I agree partially, it’s true what you say but a balance must be found to not ship too-buggy software that scares away your clients or possible future client (in demo versions, for example).

In resume, shipping too late is bad and shipping too early is also bad.

When a user informs me about a bona fide error they’ve experienced with my software, I am deeply embarrassed. And more than a little ashamed

Actually, I think this is possibly the most powerful statement in the whole article. Regardless of technical procedures used, if more people actually felt this way, they would probably do a better job. I work with a lot of people who have no pride in their work, and fixing bugs is just something they take in stride. They feel nothing about the existence of the bug in the first place, and do nothing to try to eliminate them unless someone complains.

100% agree that this is very important - I also try to fix exception handling first - but crashes!=errors.

Perhaps a feature is too broken to work at all, or your parser rejects uncommon but valid input, or your application got slower, or its screens no longer match the help pictures - none of these generate exceptions.

Don’t only log exceptions, log all types of errors and quite a lot of other information too, and regularly spend a few minutes sitting with users.

I hate to pile on, but Jeff, you counter-TDD example is bogus.

If you find a bug with your test that a user would never encounter then why does that code even exist?

To me, TDD enforces the contract that the production code has with its clients. There’s a school of thought that says the test code should be written before the production code. You’re done when the production code satisfies the test.

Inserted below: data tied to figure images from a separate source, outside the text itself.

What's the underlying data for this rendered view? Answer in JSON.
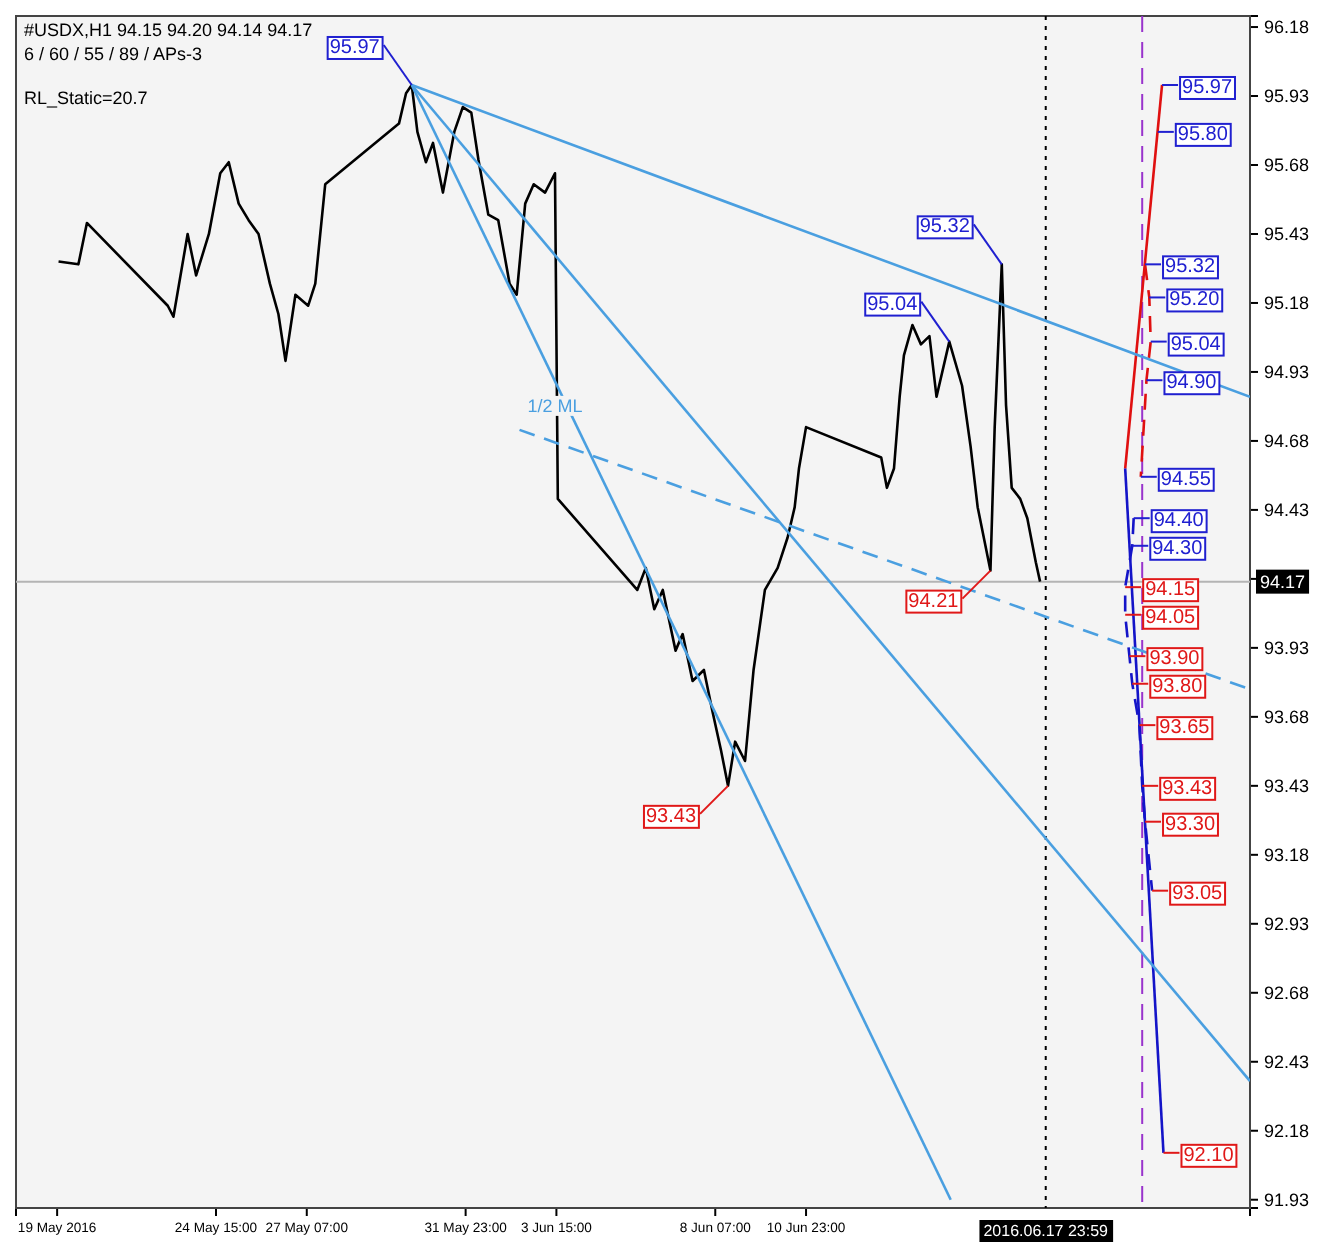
{
  "chart_data": {
    "type": "line",
    "title": "#USDX,H1  94.15 94.20 94.14 94.17",
    "subtitle": "6 / 60 / 55 / 89 / APs-3",
    "xlim": [
      "2016-05-18T18:00",
      "2016-06-24T00:00"
    ],
    "ylim": [
      91.9,
      96.22
    ],
    "xticks": [
      {
        "value": "2016-05-19T23:00",
        "label": "19 May 2016"
      },
      {
        "value": "2016-05-24T15:00",
        "label": "24 May 15:00"
      },
      {
        "value": "2016-05-27T07:00",
        "label": "27 May 07:00"
      },
      {
        "value": "2016-05-31T23:00",
        "label": "31 May 23:00"
      },
      {
        "value": "2016-06-03T15:00",
        "label": "3 Jun 15:00"
      },
      {
        "value": "2016-06-08T07:00",
        "label": "8 Jun 07:00"
      },
      {
        "value": "2016-06-10T23:00",
        "label": "10 Jun 23:00"
      }
    ],
    "yticks": [
      91.93,
      92.18,
      92.43,
      92.68,
      92.93,
      93.18,
      93.43,
      93.68,
      93.93,
      {
        "value": 94.18,
        "label": null
      },
      94.43,
      94.68,
      94.93,
      95.18,
      95.43,
      95.68,
      95.93,
      96.18
    ],
    "series": [
      {
        "color": "#000000",
        "x": [
          "2016-05-20T00:00",
          "2016-05-20T14:00",
          "2016-05-20T20:00",
          "2016-05-23T05:00",
          "2016-05-23T09:00",
          "2016-05-23T19:00",
          "2016-05-24T01:00",
          "2016-05-24T10:00",
          "2016-05-24T18:00",
          "2016-05-25T00:00",
          "2016-05-25T07:00",
          "2016-05-25T14:00",
          "2016-05-25T21:00",
          "2016-05-26T05:00",
          "2016-05-26T11:00",
          "2016-05-26T16:00",
          "2016-05-26T23:00",
          "2016-05-27T08:00",
          "2016-05-27T13:00",
          "2016-05-27T20:00",
          "2016-05-30T00:00",
          "2016-05-30T05:00",
          "2016-05-30T09:00",
          "2016-05-30T13:00",
          "2016-05-30T19:00",
          "2016-05-31T00:00",
          "2016-05-31T07:00",
          "2016-05-31T15:00",
          "2016-05-31T21:00",
          "2016-06-01T03:00",
          "2016-06-01T08:00",
          "2016-06-01T15:00",
          "2016-06-01T22:00",
          "2016-06-02T06:00",
          "2016-06-02T11:00",
          "2016-06-02T17:00",
          "2016-06-02T23:00",
          "2016-06-03T07:00",
          "2016-06-03T14:00",
          "2016-06-03T16:00",
          "2016-06-06T00:00",
          "2016-06-06T06:00",
          "2016-06-06T12:00",
          "2016-06-06T18:00",
          "2016-06-07T03:00",
          "2016-06-07T08:00",
          "2016-06-07T15:00",
          "2016-06-07T23:00",
          "2016-06-08T05:00",
          "2016-06-08T11:00",
          "2016-06-08T16:00",
          "2016-06-08T21:00",
          "2016-06-09T04:00",
          "2016-06-09T10:00",
          "2016-06-09T18:00",
          "2016-06-10T03:00",
          "2016-06-10T10:00",
          "2016-06-10T15:00",
          "2016-06-10T18:00",
          "2016-06-10T23:00",
          "2016-06-13T04:00",
          "2016-06-13T08:00",
          "2016-06-13T13:00",
          "2016-06-13T17:00",
          "2016-06-13T20:00",
          "2016-06-14T02:00",
          "2016-06-14T08:00",
          "2016-06-14T14:00",
          "2016-06-14T19:00",
          "2016-06-15T04:00",
          "2016-06-15T13:00",
          "2016-06-15T19:00",
          "2016-06-16T00:00",
          "2016-06-16T09:00",
          "2016-06-16T12:00",
          "2016-06-16T17:00",
          "2016-06-16T20:00",
          "2016-06-17T00:00",
          "2016-06-17T06:00",
          "2016-06-17T11:00",
          "2016-06-17T17:00",
          "2016-06-17T20:00"
        ],
        "values": [
          95.33,
          95.32,
          95.47,
          95.17,
          95.13,
          95.43,
          95.28,
          95.43,
          95.65,
          95.69,
          95.54,
          95.48,
          95.43,
          95.25,
          95.14,
          94.97,
          95.21,
          95.17,
          95.25,
          95.61,
          95.83,
          95.94,
          95.97,
          95.8,
          95.69,
          95.76,
          95.58,
          95.8,
          95.89,
          95.87,
          95.7,
          95.5,
          95.48,
          95.25,
          95.21,
          95.54,
          95.61,
          95.58,
          95.65,
          94.47,
          94.14,
          94.22,
          94.07,
          94.14,
          93.92,
          93.98,
          93.81,
          93.85,
          93.7,
          93.56,
          93.43,
          93.59,
          93.52,
          93.85,
          94.14,
          94.22,
          94.33,
          94.44,
          94.58,
          94.73,
          94.62,
          94.51,
          94.58,
          94.84,
          94.99,
          95.1,
          95.03,
          95.06,
          94.84,
          95.04,
          94.88,
          94.66,
          94.44,
          94.21,
          94.73,
          95.32,
          94.81,
          94.51,
          94.47,
          94.4,
          94.24,
          94.17
        ]
      },
      {
        "color": "#e01010",
        "x": [
          "2016-06-20T08:00",
          "2016-06-21T10:00"
        ],
        "values": [
          94.58,
          95.97
        ]
      },
      {
        "color": "#1414c8",
        "x": [
          "2016-06-20T08:00",
          "2016-06-21T11:00"
        ],
        "values": [
          94.58,
          92.1
        ]
      },
      {
        "color": "#e01010",
        "line_style": "dashed",
        "x": [
          "2016-06-20T22:00",
          "2016-06-21T01:00",
          "2016-06-21T02:00",
          "2016-06-20T23:00",
          "2016-06-20T19:00"
        ],
        "values": [
          95.32,
          95.2,
          95.04,
          94.9,
          94.55
        ]
      },
      {
        "color": "#1414c8",
        "line_style": "dashed",
        "x": [
          "2016-06-20T14:00",
          "2016-06-20T13:00",
          "2016-06-20T08:00",
          "2016-06-20T08:00",
          "2016-06-20T11:00",
          "2016-06-20T13:00",
          "2016-06-20T18:00",
          "2016-06-20T20:00",
          "2016-06-20T22:00",
          "2016-06-21T03:00"
        ],
        "values": [
          94.4,
          94.3,
          94.15,
          94.05,
          93.9,
          93.8,
          93.65,
          93.43,
          93.3,
          93.05
        ]
      },
      {
        "color": "#4a9fe0",
        "x": [
          "2016-05-30T09:00",
          "2016-06-24T00:00"
        ],
        "values": [
          95.97,
          94.84
        ]
      },
      {
        "color": "#4a9fe0",
        "x": [
          "2016-05-30T09:00",
          "2016-06-24T00:00"
        ],
        "values": [
          95.97,
          92.36
        ]
      },
      {
        "color": "#4a9fe0",
        "x": [
          "2016-05-30T09:00",
          "2016-06-15T05:00"
        ],
        "values": [
          95.97,
          91.93
        ]
      },
      {
        "color": "#4a9fe0",
        "x": [
          "2016-06-02T13:00",
          "2016-06-24T00:00"
        ],
        "values": [
          94.72,
          93.78
        ],
        "line_style": "dashed"
      }
    ],
    "ref_lines": [
      {
        "axis": "y",
        "value": 94.17,
        "label": "94.17",
        "color": "#b4b4b4"
      },
      {
        "axis": "x",
        "value": "2016-06-17T23:59",
        "label": "2016.06.17 23:59",
        "color": "#000000",
        "line_style": "dotted"
      },
      {
        "axis": "x",
        "value": "2016-06-20T20:00",
        "color": "#9933cc",
        "line_style": "dashed"
      }
    ],
    "annotations": [
      "RL_Static=20.7",
      {
        "text": "1/2 ML",
        "x": "2016-06-02T13:00",
        "y": 94.72
      },
      {
        "text": "95.97",
        "x": "2016-05-30T09:00",
        "y": 95.97
      },
      {
        "text": "95.04",
        "x": "2016-06-15T04:00",
        "y": 95.04
      },
      {
        "text": "95.32",
        "x": "2016-06-16T17:00",
        "y": 95.32
      },
      {
        "text": "94.21",
        "x": "2016-06-16T09:00",
        "y": 94.21
      },
      {
        "text": "93.43",
        "x": "2016-06-08T16:00",
        "y": 93.43
      },
      {
        "text": "95.97",
        "x": "2016-06-21T10:00",
        "y": 95.97
      },
      {
        "text": "95.80",
        "x": "2016-06-21T07:00",
        "y": 95.8
      },
      {
        "text": "95.32",
        "x": "2016-06-20T22:00",
        "y": 95.32
      },
      {
        "text": "95.20",
        "x": "2016-06-21T01:00",
        "y": 95.2
      },
      {
        "text": "95.04",
        "x": "2016-06-21T02:00",
        "y": 95.04
      },
      {
        "text": "94.90",
        "x": "2016-06-20T23:00",
        "y": 94.9
      },
      {
        "text": "94.55",
        "x": "2016-06-20T19:00",
        "y": 94.55
      },
      {
        "text": "94.40",
        "x": "2016-06-20T14:00",
        "y": 94.4
      },
      {
        "text": "94.30",
        "x": "2016-06-20T13:00",
        "y": 94.3
      },
      {
        "text": "94.15",
        "x": "2016-06-20T08:00",
        "y": 94.15
      },
      {
        "text": "94.05",
        "x": "2016-06-20T08:00",
        "y": 94.05
      },
      {
        "text": "93.90",
        "x": "2016-06-20T11:00",
        "y": 93.9
      },
      {
        "text": "93.80",
        "x": "2016-06-20T13:00",
        "y": 93.8
      },
      {
        "text": "93.65",
        "x": "2016-06-20T18:00",
        "y": 93.65
      },
      {
        "text": "93.43",
        "x": "2016-06-20T20:00",
        "y": 93.43
      },
      {
        "text": "93.30",
        "x": "2016-06-20T22:00",
        "y": 93.3
      },
      {
        "text": "93.05",
        "x": "2016-06-21T03:00",
        "y": 93.05
      },
      {
        "text": "92.10",
        "x": "2016-06-21T11:00",
        "y": 92.1
      }
    ]
  }
}
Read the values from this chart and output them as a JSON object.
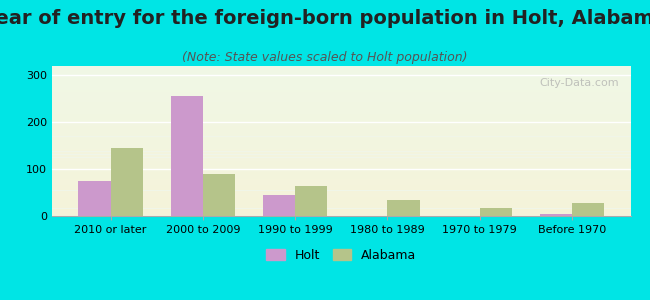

I do this a lot with Paint.NET. Most of my 0.01 minor updates are pushed out solely to fix bugs that were identified from the stream of crash logs that were e-mailed to me. Occasionally I’m able to implement a conservative fix for a bug that I can’t even repro myself. For example, I compile without Check for underflow/overflow enabled for major performance reasons. Some people have software that installs mouse or keyboard or other hooks, and these start executing in my process and flip the x87 floating point exception handling bits and then don’t un-flip them. This causes my code to throw overflow exceptions when it shouldn’t be (or rather, it happens in code that I’ve written and tested and determined that even if it does overflow it’s ok – certain types of pixel manipulation code, for instance). So, based on exception logs that identify a few hots spots, I can put in a try {…} catch (OverflowException) { provide default value of zero or whatever }. It’s then reasonably proven that the crash is fixed because I stop getting logs with that callstack and exception type.

Wrong wrong wrong!

EDD rebuttal: 1. if u have no beta users, if your SW is 2 buggy no one would keep using 2. EDD encourages behavior such as Run-It-And-See-If-It-Crashes…

@Jeff Atwood
I enjoyed the article, although I get the feeling you don’t have a good grasp on test driven development based on your following statement:
Although I remain a fan of test driven development, the speculative nature of the time investment is one problem I’ve always had with it. If you fix a bug that no actual user will ever encounter, what have you actually fixed?
This completely misses the whole point of Test Driven Development. I think you would benefit reading the article Test-Driven Development Isn’t Testing by Jeff Patton
(http://www.stickyminds.com/sitewide.asp?Function=edetailObjectType=COLObjectId=8497)

And constantly being annoyed by emails is a great incentive to fix bugs quickly.
Or just ignore them all.

I prefer to not write bugs to begin with.

@Bill

Good luck with that.

To the people that said …why does that code even exist?, I think the correct question is why does that test exist? Presumably the code does something useful but the test scenario can’t happen in real life and that’s how I understood the comment about TDD being speculative.

Being an embedded systems guy I can only envy web developers who can rush something out and let users do the testing. To a much lesser degree we do that too but it results in devices being shipped back to us and lot’s of warranty cost.